Milja Kiviranta

Personal information
- Date of birth: 15 May 2006 (age 19)
- Position: Midfielder

Team information
- Current team: HJK
- Number: 27

Youth career
- –2019: Kotkan Jäntevä
- 2019–2023: HJK

Senior career*
- Years: Team / Apps / (Gls)
- 2023–: HJK / 61 / (21)

International career^{‡}
- 2022–2023: Finland U17 / 20 / (5)
- 2024: Finland U18 / 2 / (1)
- 2023–2025: Finland U19 / 19 / (3)
- 2025–: Finland U23 / 1 / (0)
- 2025–: Finland / 5 / (0)

= Milja Kiviranta =

Finnish footballer, born 2006

Milja Kiviranta (/fi/; born 15 May 2006) is a Finnish footballer who plays as a midfielder for Kansallinen Liiga club HJK Helsinki and the Finland national team.

==Early life==
Kiviranta was born on 15 May 2006. She grew up in Kotka and played youth football for Kotkan Jäntevä, before joining HJK Helsinki's academy in 2019.

==Club career==

===HJK Helsinki===
Kiviranta joined Kansallinen Liiga club HJK Helsinki in the 2023 season.
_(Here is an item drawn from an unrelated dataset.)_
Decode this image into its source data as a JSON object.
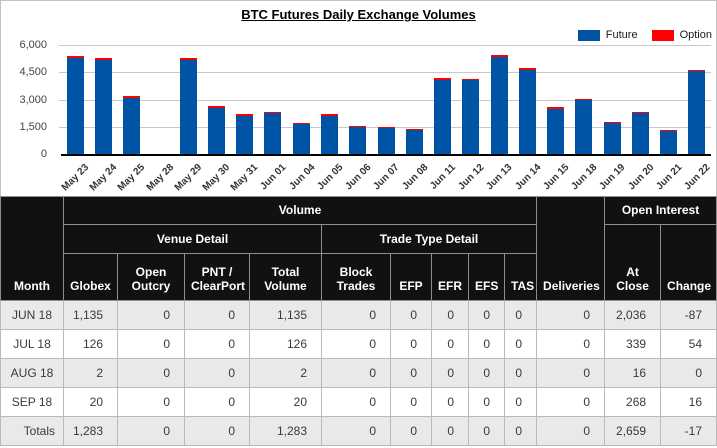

During the season, she scored six goals in 20 league appearances.

In the 2024 season, Kiviranta was awarded Player of the Month for June. She was part of HJK's team that completed the domestic double, securing both the Kansallinen Liiga title and the Finnish Women's Cup title. During the season, she scored nine goals in 21 league matches.

In the 2025 season, Kiviranta won the domestic treble (winning the double but adding the Kansallinen Cup). She scored the opening goal in the Finnish Cup final, which HJK won 3–1 over Åland United. During the season, she scored six goals in 20 league matches.

==International career==
Kiviranta has represented Finland at under-17, under-18, under-19, under-23 and senior levels.

Kiviranta was part of Finland's 20-player squad for the 2022 UEFA Women's Under-17 Championship in Bosnia and Herzegovina from 3 to 15 May.

Kiviranta made her début for the Finland senior national team on 25 October 2025, coming on as a substitute for Ria Öling in the 62nd minute of a 6–1 home loss to Denmark in the first leg of a promotion/relegation playoff at Tammelan Stadion in Tampere.